By Johnny Jackson
The Preschool Study Group, commissioned by Henry County Schools Superintendent Michael Surma earlier this year, has returned an eight-page "executive summary" that addresses the availability of preschool services in the county.
"This report from the Preschool Study Group is a first step in creating momentum for increasing the quantity and quality of preschool services in Henry County Schools and our community," said Philip Mellor, Henry's special education department executive director and chairman of the Preschool Study Group.
Mellor said the 19-member group -- co-chaired by Sandra Moore, Henry's federal programs coordinator -- was comprised of local and state educators and education officials, as well as business representatives, and representatives from the Henry County Police Department and Henry County Chamber of Commerce.
The three-month study, released this week, revealed that only half of the students who enter kindergarten in the school system have had the opportunity to participate in Georgia's Bright from the State Pre-K Program, a lottery-funded preschool program.
The study noted that only one in ten incoming kindergartners needing special education services -- because of a disability -- have already received those services in preschool. And students taking part in federally funded Head Start Programs, represent a fraction of those eligible for the preschool services.
Mellor said kindergarten readiness was a component of the study, which included a survey of kindergartners at a local elementary school. The survey measured overall student readiness, based on students' performance on a exam called the Kindergarten Diagnostic Placement Assessment.
The results indicated that only 37 percent of kindergartners, who did not receive preschool services, were considered "kindergarten ready," while more than 80 percent of kindergartners, who attended some form of preschool, were kindergarten ready.
"There is some energy and excitement about what Henry County can do to get kids ready for kindergarten," said Mellor, noting that there is a growing waiting list for existing preschool programs.
Erik Charles, a member of the Henry County Board of Education and part of the Preschool Study Group, said the results of the survey point to a need that can be filled within the school system as classroom space is available. He said there are roughly 40 classrooms currently available at elementary schools throughout Henry County that could be used as space for private-and publicly-funded preschool programs.

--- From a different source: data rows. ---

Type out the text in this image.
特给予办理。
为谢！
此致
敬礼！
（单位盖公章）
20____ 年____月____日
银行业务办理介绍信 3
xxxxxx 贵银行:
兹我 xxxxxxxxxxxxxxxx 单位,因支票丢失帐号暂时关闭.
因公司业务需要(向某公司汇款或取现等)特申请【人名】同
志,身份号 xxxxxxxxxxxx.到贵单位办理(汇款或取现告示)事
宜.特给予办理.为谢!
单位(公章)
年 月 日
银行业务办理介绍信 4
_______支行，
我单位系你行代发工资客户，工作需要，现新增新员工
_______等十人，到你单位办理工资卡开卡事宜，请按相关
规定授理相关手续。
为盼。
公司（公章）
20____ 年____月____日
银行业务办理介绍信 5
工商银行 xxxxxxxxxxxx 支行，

"The wheel has already been created," Charles said. "There are other counties already doing what we're attempting to do, such as Bibb County and DeKalb County."
The school board member said he believes improving student achievement in Henry County will result in an improved quality of living, in education as well as economically.
"If you want to have an economic impact on your community, you have to have that foundation," he said. "If we plan to go to a 100 percent [high school] graduation rate, we have to take care of the foundation. The foundation begins from birth to 3 years old.
Mellor said the school system will likely implement some form of a pilot program next school year that will facilitate Pre-K, or preschool, program services where space is available. "The data is pretty clear that when a child shows up for kindergarten without preschool experience, he stands a 1- in-3 chance of being successful," Mellor said.
"We're going to increase our data collection with incoming kindergartners, and collaborating with interagencies and community resources to improve preschool services in Henry County."
Mellor added that parents interested in finding out whether their toddler is kindergarten ready, can find a down-loadable copy of the diagnostic test through the Henry County School System's Eboard web site, by linking to the Board of Education Meetings Study Session, dated Sept. 8, 2010.